Goals and Objectives
Increase our penetration into the need by 25 % through broadened education and counseling to more fully embrace community organizations by: tailoring/identifying outreach strategies for newborns testing positively and who may lack insurance; develop community-based genetic screening programs for all ages and socio-economic strata; increase rates of early diagnosis through compliance programs. Continuous education to ensure compliance with the prescribed medical regimens and overcome distrust of the medical system. Partnership programs will emphasize primary care and screening programs. Make in-roads into the lack of coordination of care and poor communication resulting in patients being lost in the system. Strengthen community linkages to maintain families and their children in treatment. Provide family testing and genetic testing and counseling. A culturally sensitive health education and training program will be fine-tuned for the community organizations. Drawing on the experiences and biases of one another in community organizational, collaborative approaches to patient care management will deal with the SCD compliance and patient drop out problem we experience. The staff of community-based organizations can make the initial contact with the affected family and maintain subsequent contracts. Our educational efforts will integrate individual counseling, group classes, audiovisual aids, written materials and community resources and Health Fairs into the mix of educational programs for the community. Leadership development will assure long-term sustainability by providing in-service education among community-based and faith organizations on sickle cell disease and other genetic conditions. Develop and enhance community-based intervention strategies that provide education on treatment and care management strategies.
Methodology
We will take our knowledge base and collaborate with our community-based organizations. The CBOs can make a big difference in education, assisting in early diagnosis and improving compliance rates and drop out rates. These three problem areas form the nucleus of our implementation strategy. Our SCD Center has developed an active case management program relying on our dedicated social worker and our nurse/genetics counselor. Our child life advocate is also an important member of the case management team. Our clinical case management program is the basis of our core education and outreach model. Within our hospital we have learned to integrate education, counseling, nutrition, cultural nuances and treatment into the lives of our patients and families. This experience curve will prove invaluable as we expand our programs into the community.
Evaluation
Our evaluation protocols will be developed from outset and used as benchmarks to monitor our performance throughout the project. The PI and the Project Director will evaluate strategies for performance monitoring and program evaluation including the client outcome data collection instruments, assessment tools and collection of programmatic statistical information.
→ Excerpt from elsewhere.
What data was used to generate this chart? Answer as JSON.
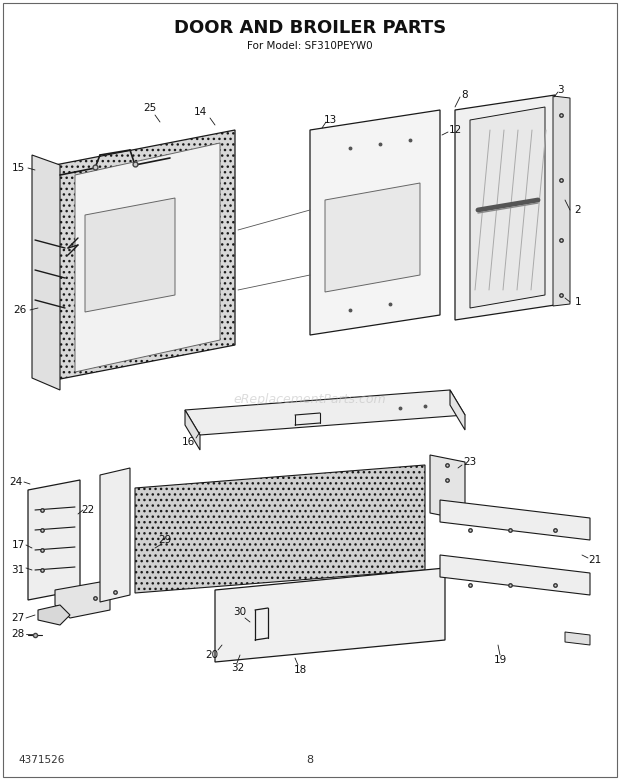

The project evaluator will join our team at outset so that the evaluation protocols are part of the program from day one. The program evaluation team will develop an evaluation study design, establish procedures for data collection and analysis, design data collection instruments, and mechanisms for reporting and disseminating evaluation findings.
Experience to Date
Both our Comprehensive Sickle Cell program and our regional Genetics Service have been in existence for 11 years, 350 SCD patients,15,000 genetics tests annually.
Text of Annotation
TBHC operates a comprehensive sickle cell center and a regional genetics center. Along with another comprehensive regional center will expand outreach into the communities they serve. We will facilitate the early identification of individuals with SCD heritable conditions, provide counseling and follow-up. Poverty, the cultural diversity and the many languages spoken impede access to health and to genetic counseling. Our patients have difficulty understanding the official notification of the newborn screening report, substantially delaying the treatment of their hemoglobinopathy. Insurance barriers are significant for compliance efforts.